I spoke in sacrament meeting today. Usually I don’t dread speaking in church, but today was different, of course, because today there was a chance I’d offend half the ward. I’ve never felt so unqualified to talk about a subject, though I don’t know why I should be; after all, I have a mother and my wife is a mother, so I guess that makes me as qualified as any man will ever be to talk about mothers.
I think the biggest problem, though, was that I’ve heard a lot of women, both married and single, with children and without, say how much they hate Mother’s Day in church. Frankly, I don’t blame them, since the theme of the whole day seems to be “Mothers are angels on earth and are the most spiritual and loving and selfless beings that walk the earth.” It’s the sort of thing that’s liable to give people inferiority complexes.
Instead I tried to stay away from the “mothers are a hair’s breadth away from getting translated and taken up into heaven” angle and focus more on my own mother and how, even though she wasn’t perfect and had flaws and whatnot, she made sacrifices for us on a daily basis and often got few thanks in return. Growing up, you kind of take it all for granted, but looking back—especially now that I’m a parent—I can really start to appreciate just how much she did for us.
So, if you’re reading this, Mom, I just wanted to say thank you for everything. I think I am a better man for having a mother like you. I love you and appreciate all that you did and still do for us.
Also, here’s an awesome story about my mom. As I said recently, my parents just moved to Nebraska and are now living on five acres of land just outside of a podunk town. On Friday my mother noticed that a couple of the burrowing owls out in the yard were acting funny, so she went outside to see what was up, and she found that there was a small (only two and a half feet long) rattlesnake outside. My dad and brother were at work, so she did the only reasonable thing: she got the rifle and shot it.
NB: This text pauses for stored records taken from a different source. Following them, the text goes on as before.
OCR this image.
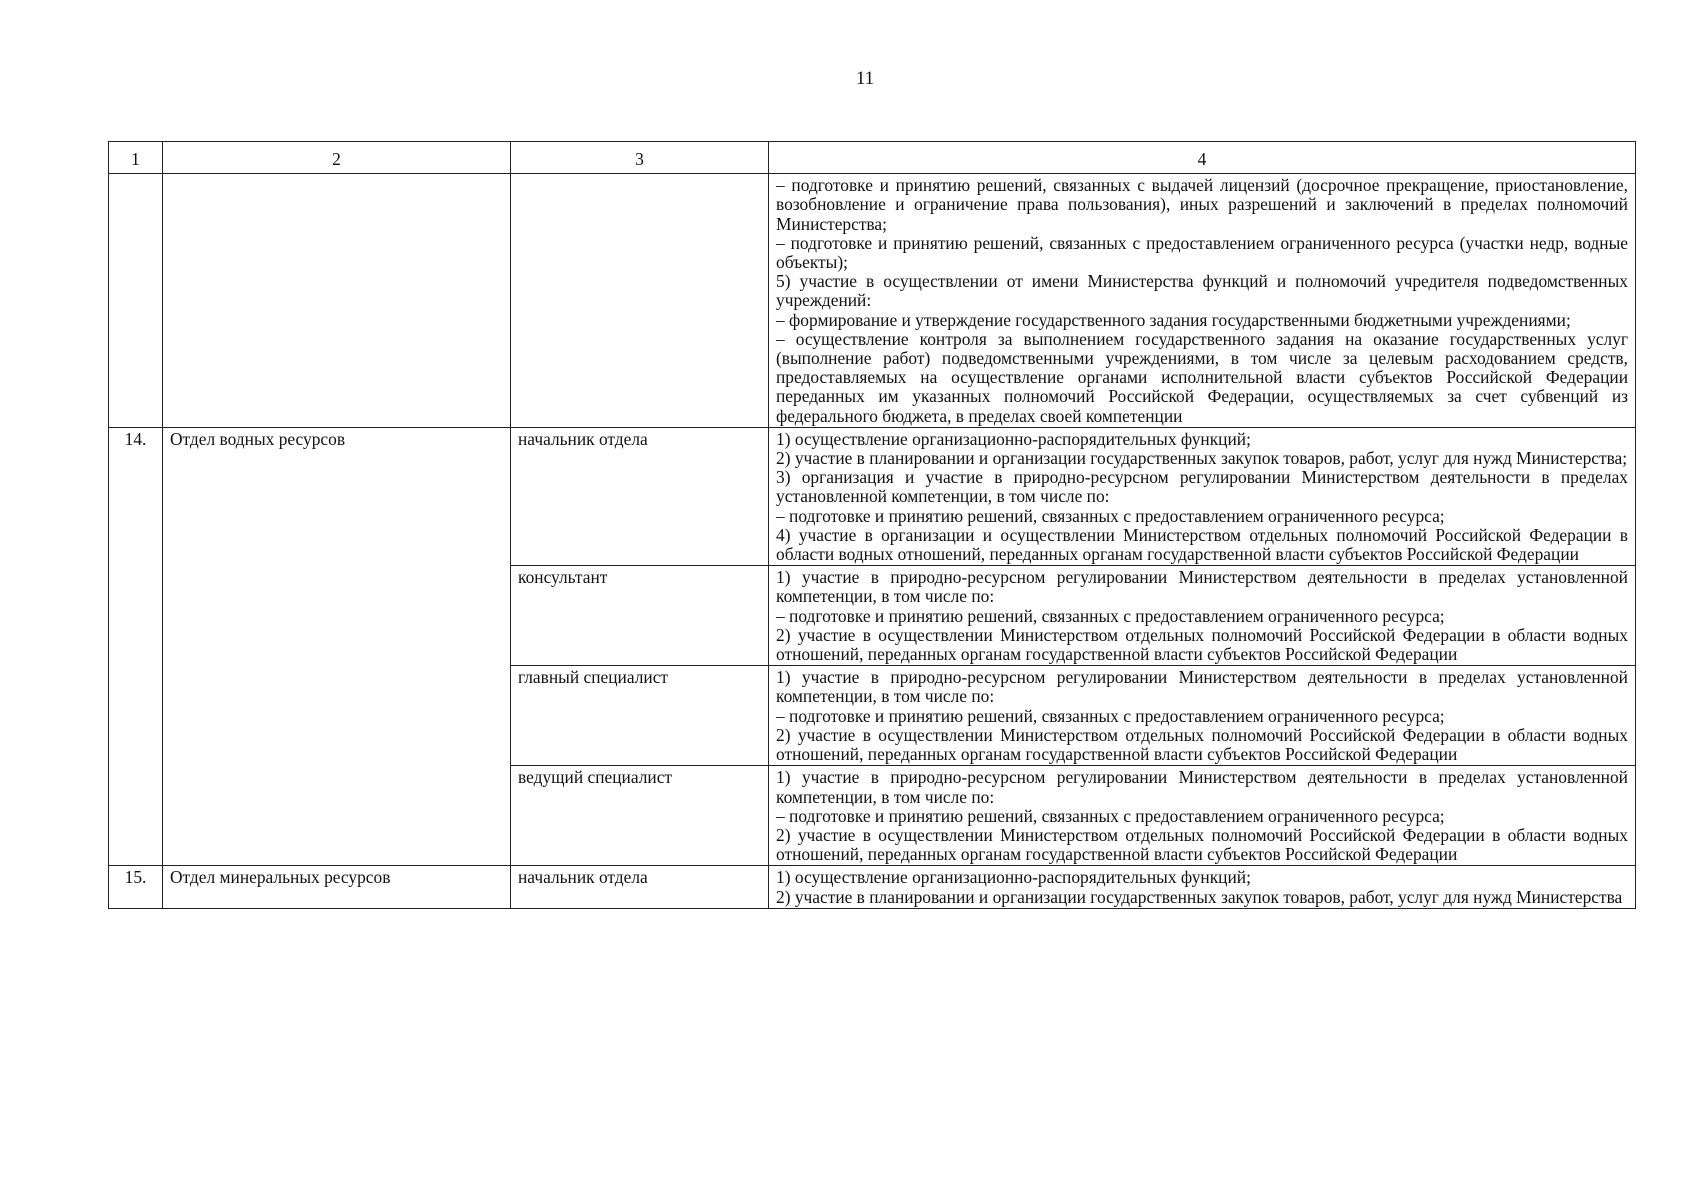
11
1	2	3	4

			– подготовке и принятию решений, связанных с выдачей лицензий (досрочное прекращение, приостановление, возобновление и ограничение права пользования), иных разрешений и заключений в пределах полномочий Министерства;
– подготовке и принятию решений, связанных с предоставлением ограниченного ресурса (участки недр, водные объекты);
5) участие в осуществлении от имени Министерства функций и полномочий учредителя подведомственных учреждений:
– формирование и утверждение государственного задания государственными бюджетными учреждениями;
– осуществление контроля за выполнением государственного задания на оказание государственных услуг (выполнение работ) подведомственными учреждениями, в том числе за целевым расходованием средств, предоставляемых на осуществление органами исполнительной власти субъектов Российской Федерации переданных им указанных полномочий Российской Федерации, осуществляемых за счет субвенций из федерального бюджета, в пределах своей компетенции

14.	Отдел водных ресурсов	начальник отдела	1) осуществление организационно-распорядительных функций;
2) участие в планировании и организации государственных закупок товаров, работ, услуг для нужд Министерства;
3) организация и участие в природно-ресурсном регулировании Министерством деятельности в пределах установленной компетенции, в том числе по:
– подготовке и принятию решений, связанных с предоставлением ограниченного ресурса;
4) участие в организации и осуществлении Министерством отдельных полномочий Российской Федерации в области водных отношений, переданных органам государственной власти субъектов Российской Федерации

		консультант	1) участие в природно-ресурсном регулировании Министерством деятельности в пределах установленной компетенции, в том числе по:
– подготовке и принятию решений, связанных с предоставлением ограниченного ресурса;
2) участие в осуществлении Министерством отдельных полномочий Российской Федерации в области водных отношений, переданных органам государственной власти субъектов Российской Федерации

		главный специалист	1) участие в природно-ресурсном регулировании Министерством деятельности в пределах установленной компетенции, в том числе по:
– подготовке и принятию решений, связанных с предоставлением ограниченного ресурса;
2) участие в осуществлении Министерством отдельных полномочий Российской Федерации в области водных отношений, переданных органам государственной власти субъектов Российской Федерации

		ведущий специалист	1) участие в природно-ресурсном регулировании Министерством деятельности в пределах установленной компетенции, в том числе по:
– подготовке и принятию решений, связанных с предоставлением ограниченного ресурса;
2) участие в осуществлении Министерством отдельных полномочий Российской Федерации в области водных отношений, переданных органам государственной власти субъектов Российской Федерации

15.	Отдел минеральных ресурсов	начальник отдела	1) осуществление организационно-распорядительных функций;
2) участие в планировании и организации государственных закупок товаров, работ, услуг для нужд Министерства
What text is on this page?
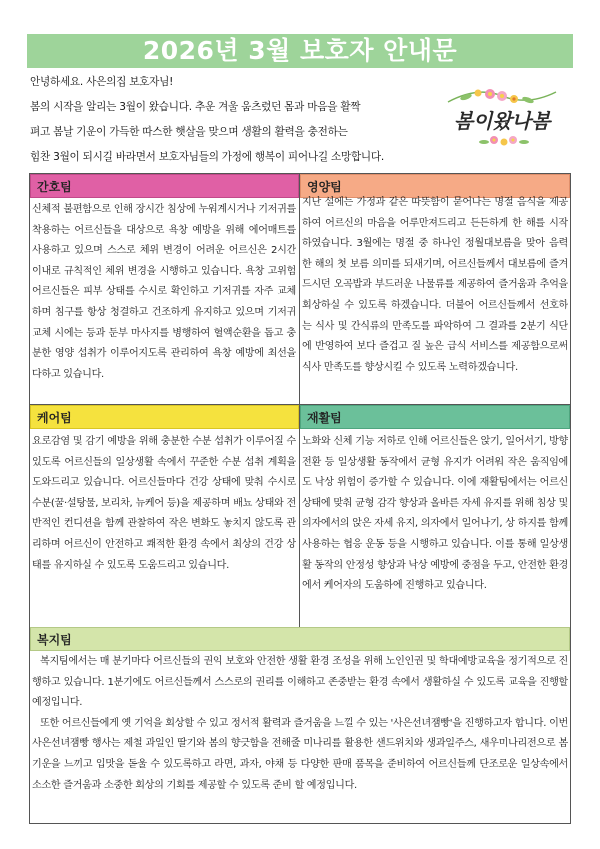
2026년 3월 보호자 안내문

안녕하세요. 사은의집 보호자님!

봄의 시작을 알리는 3월이 왔습니다. 추운 겨울 움츠렸던 몸과 마음을 활짝

펴고 봄날 기운이 가득한 따스한 햇살을 맞으며 생활의 활력을 충전하는

힘찬 3월이 되시길 바라면서 보호자님들의 가정에 행복이 피어나길 소망합니다.

봄이왔나봄
간호팀

신체적 불편함으로 인해 장시간 침상에 누워계시거나 기저귀를 착용하는 어르신들을 대상으로 욕창 예방을 위해 에어매트를 사용하고 있으며 스스로 체위 변경이 어려운 어르신은 2시간 이내로 규칙적인 체위 변경을 시행하고 있습니다. 욕창 고위험 어르신들은 피부 상태를 수시로 확인하고 기저귀를 자주 교체하며 침구를 항상 청결하고 건조하게 유지하고 있으며 기저귀 교체 시에는 등과 둔부 마사지를 병행하여 혈액순환을 돕고 충분한 영양 섭취가 이루어지도록 관리하여 욕창 예방에 최선을 다하고 있습니다.

영양팀

지난 설에는 가정과 같은 따뜻함이 묻어나는 명절 음식을 제공하여 어르신의 마음을 어루만져드리고 든든하게 한 해를 시작하였습니다. 3월에는 명절 중 하나인 정월대보름을 맞아 음력 한 해의 첫 보름 의미를 되새기며, 어르신들께서 대보름에 즐겨 드시던 오곡밥과 부드러운 나물류를 제공하여 즐거움과 추억을 회상하실 수 있도록 하겠습니다. 더불어 어르신들께서 선호하는 식사 및 간식류의 만족도를 파악하여 그 결과를 2분기 식단에 반영하여 보다 즐겁고 질 높은 급식 서비스를 제공함으로써 식사 만족도를 향상시킬 수 있도록 노력하겠습니다.

케어팀

요로감염 및 감기 예방을 위해 충분한 수분 섭취가 이루어질 수 있도록 어르신들의 일상생활 속에서 꾸준한 수분 섭취 계획을 도와드리고 있습니다. 어르신들마다 건강 상태에 맞춰 수시로 수분(꿀·설탕물, 보리차, 뉴케어 등)을 제공하며 배뇨 상태와 전반적인 컨디션을 함께 관찰하여 작은 변화도 놓치지 않도록 관리하며 어르신이 안전하고 쾌적한 환경 속에서 최상의 건강 상태를 유지하실 수 있도록 도움드리고 있습니다.

재활팀

노화와 신체 기능 저하로 인해 어르신들은 앉기, 일어서기, 방향 전환 등 일상생활 동작에서 균형 유지가 어려워 작은 움직임에도 낙상 위험이 증가할 수 있습니다. 이에 재활팀에서는 어르신 상태에 맞춰 균형 감각 향상과 올바른 자세 유지를 위해 침상 및 의자에서의 앉은 자세 유지, 의자에서 일어나기, 상 하지를 함께 사용하는 협응 운동 등을 시행하고 있습니다. 이를 통해 일상생활 동작의 안정성 향상과 낙상 예방에 중점을 두고, 안전한 환경에서 케어자의 도움하에 진행하고 있습니다.

복지팀

복지팀에서는 매 분기마다 어르신들의 권익 보호와 안전한 생활 환경 조성을 위해 노인인권 및 학대예방교육을 정기적으로 진행하고 있습니다. 1분기에도 어르신들께서 스스로의 권리를 이해하고 존중받는 환경 속에서 생활하실 수 있도록 교육을 진행할 예정입니다.

또한 어르신들에게 옛 기억을 회상할 수 있고 정서적 활력과 즐거움을 느낄 수 있는 '사은선녀잼빵'을 진행하고자 합니다. 이번 사은선녀잼빵 행사는 제철 과일인 딸기와 봄의 향긋함을 전해줄 미나리를 활용한 샌드위치와 생과일주스, 새우미나리전으로 봄 기운을 느끼고 입맛을 돋울 수 있도록하고 라면, 과자, 야채 등 다양한 판매 품목을 준비하여 어르신들께 단조로운 일상속에서 소소한 즐거움과 소중한 회상의 기회를 제공할 수 있도록 준비 할 예정입니다.
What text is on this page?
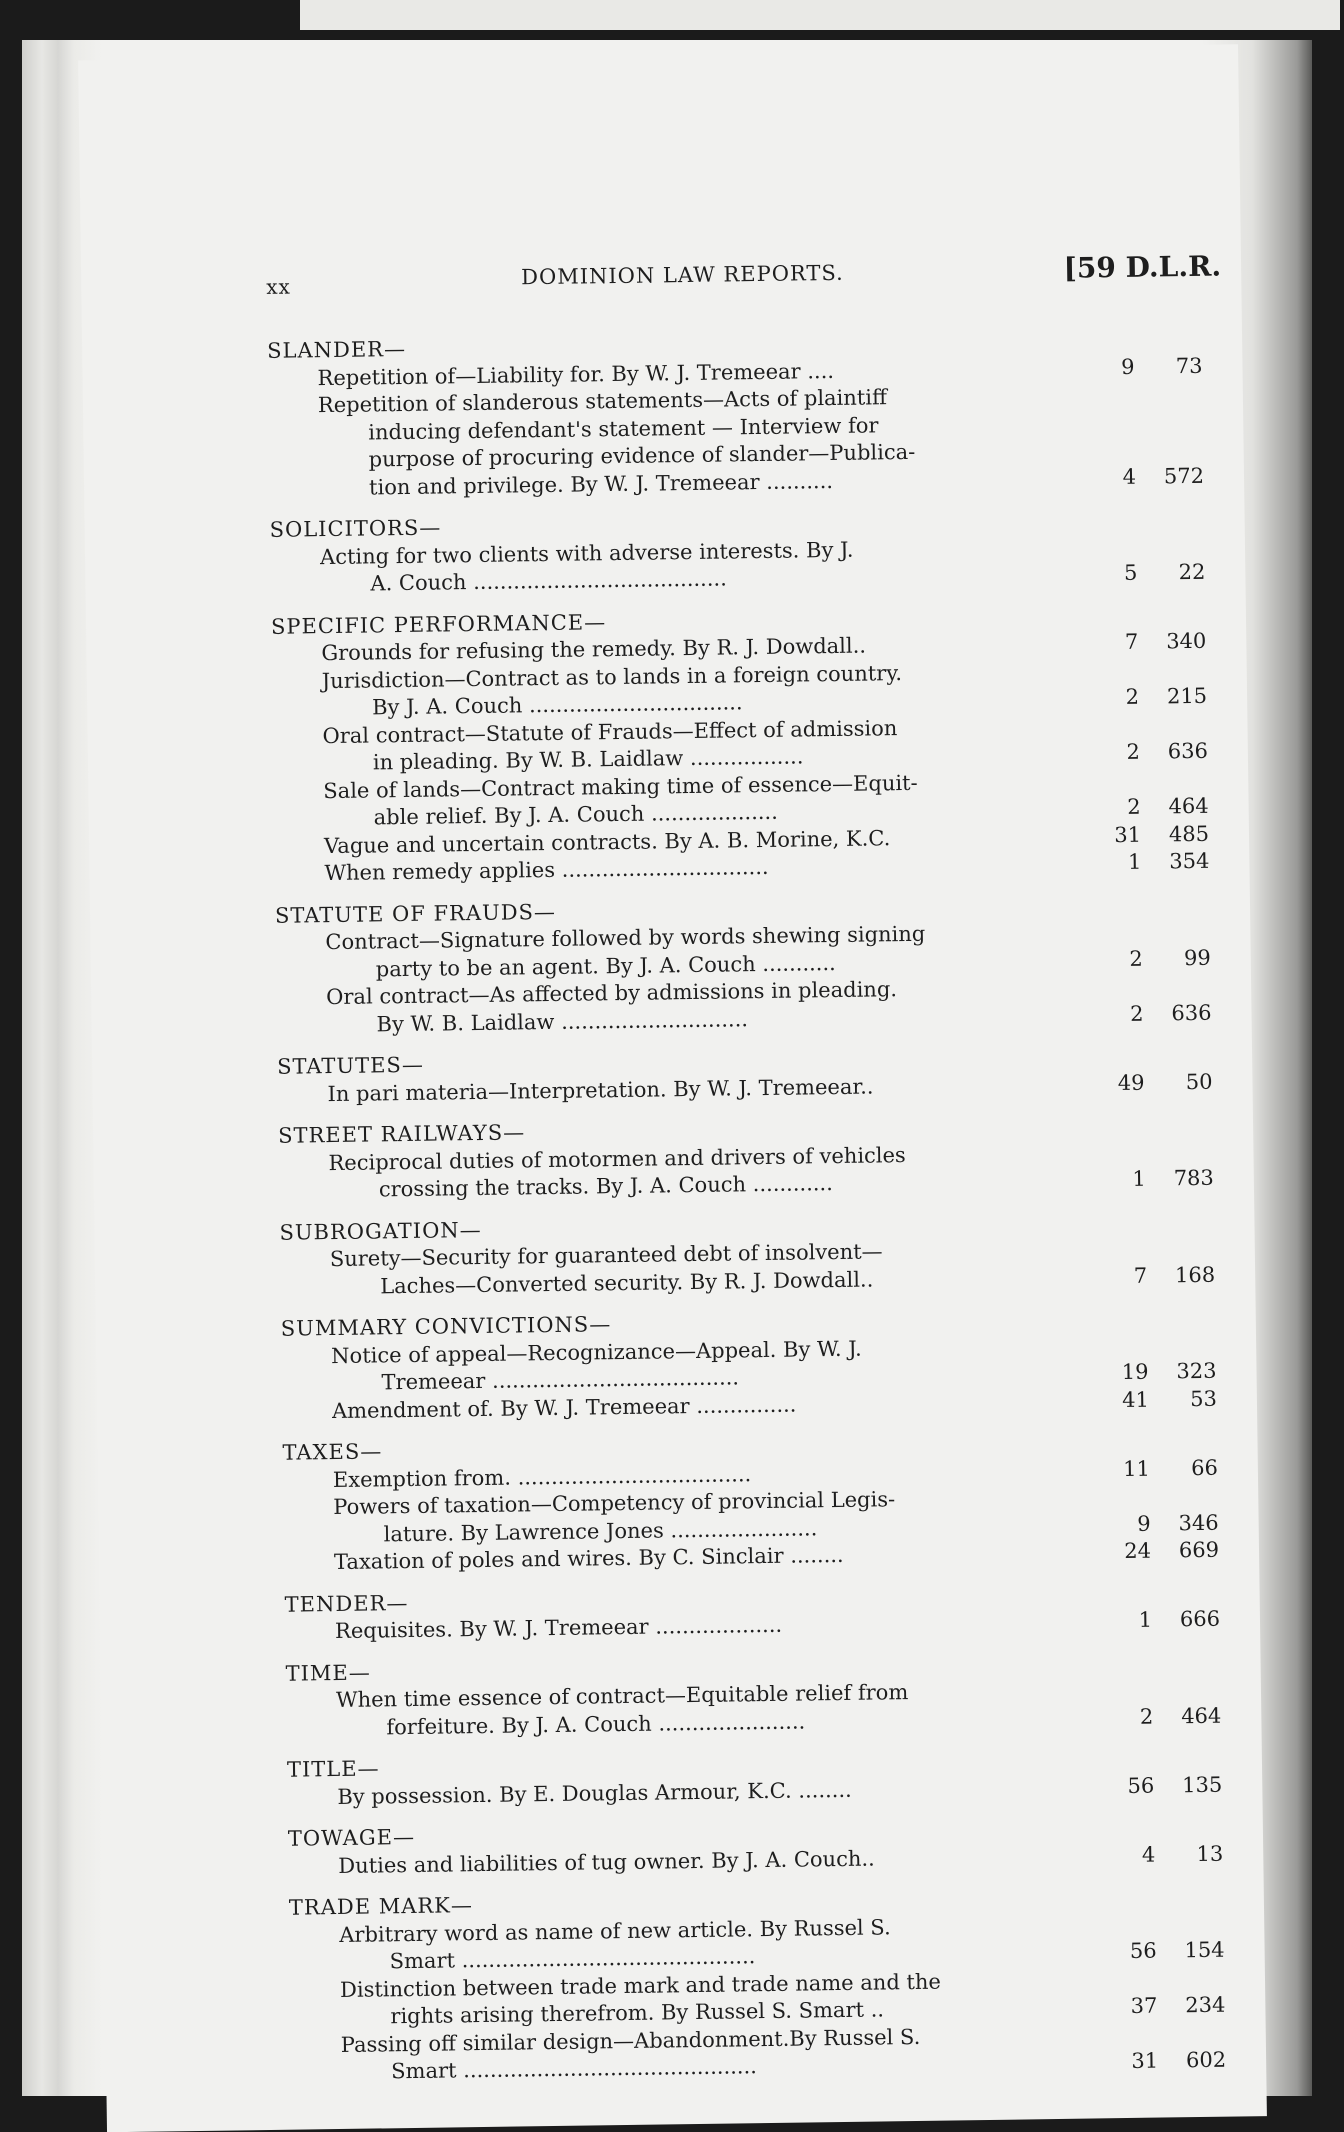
xx	DOMINION LAW REPORTS.	[59 D.L.R.
SLANDER—
Repetition of—Liability for. By W. J. Tremeear ....	9	73
Repetition of slanderous statements—Acts of plaintiff
inducing defendant's statement — Interview for
purpose of procuring evidence of slander—Publica-
tion and privilege. By W. J. Tremeear ..........	4	572
SOLICITORS—
Acting for two clients with adverse interests. By J.
A. Couch ......................................	5	22
SPECIFIC PERFORMANCE—
Grounds for refusing the remedy. By R. J. Dowdall..	7	340
Jurisdiction—Contract as to lands in a foreign country.
By J. A. Couch ................................	2	215
Oral contract—Statute of Frauds—Effect of admission
in pleading. By W. B. Laidlaw .................	2	636
Sale of lands—Contract making time of essence—Equit-
able relief. By J. A. Couch ...................	2	464
Vague and uncertain contracts. By A. B. Morine, K.C.	31	485
When remedy applies ...............................	1	354
STATUTE OF FRAUDS—
Contract—Signature followed by words shewing signing
party to be an agent. By J. A. Couch ...........	2	99
Oral contract—As affected by admissions in pleading.
By W. B. Laidlaw ............................	2	636
STATUTES—
In pari materia—Interpretation. By W. J. Tremeear..	49	50
STREET RAILWAYS—
Reciprocal duties of motormen and drivers of vehicles
crossing the tracks. By J. A. Couch ............	1	783
SUBROGATION—
Surety—Security for guaranteed debt of insolvent—
Laches—Converted security. By R. J. Dowdall..	7	168
SUMMARY CONVICTIONS—
Notice of appeal—Recognizance—Appeal. By W. J.
Tremeear .....................................	19	323
Amendment of. By W. J. Tremeear ...............	41	53
TAXES—
Exemption from. ...................................	11	66
Powers of taxation—Competency of provincial Legis-
lature. By Lawrence Jones ......................	9	346
Taxation of poles and wires. By C. Sinclair ........	24	669
TENDER—
Requisites. By W. J. Tremeear ...................	1	666
TIME—
When time essence of contract—Equitable relief from
forfeiture. By J. A. Couch ......................	2	464
TITLE—
By possession. By E. Douglas Armour, K.C. ........	56	135
TOWAGE—
Duties and liabilities of tug owner. By J. A. Couch..	4	13
TRADE MARK—
Arbitrary word as name of new article. By Russel S.
Smart ............................................	56	154
Distinction between trade mark and trade name and the
rights arising therefrom. By Russel S. Smart ..	37	234
Passing off similar design—Abandonment.By Russel S.
Smart ............................................	31	602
Way to go, Mom.
7 thoughts on “Mother’s Day”
He really gave an awesome talk. And he really does have an awesome mother. (As do I, but this post is not about her.)
I realized as I was going to bed that I forgot a very important point. I got a lot of compliments from women about my talk, so I can assume that it went well. And I got one comment from the ward’s Ornery Old Guy, who pulled me aside after sacrament. He said, “One comment. It sounds like your wife is still working . . .” I told him you weren’t, and he nodded and said, “Good for you.” I’m glad I didn’t have to hear what he would’ve said if I’d said you were.
Now I’m wondering what on earth gave him the impression that I was still working. And why he thought it was any of his business if I was.
Sounds like the kind of talk I’d’ve enjoyed.
And props to your mom for shooting the snake. Way cool.
I really worried that my post on my Mom was a bit…canonizing. She hasn’t responded to it, so maybe it was.
This post offended me.
I don’t see how it could have. It’s about Mother’s Day, and last I checked you’re not a mother. It’s not even addressing you, so there’s no way you could have been offended.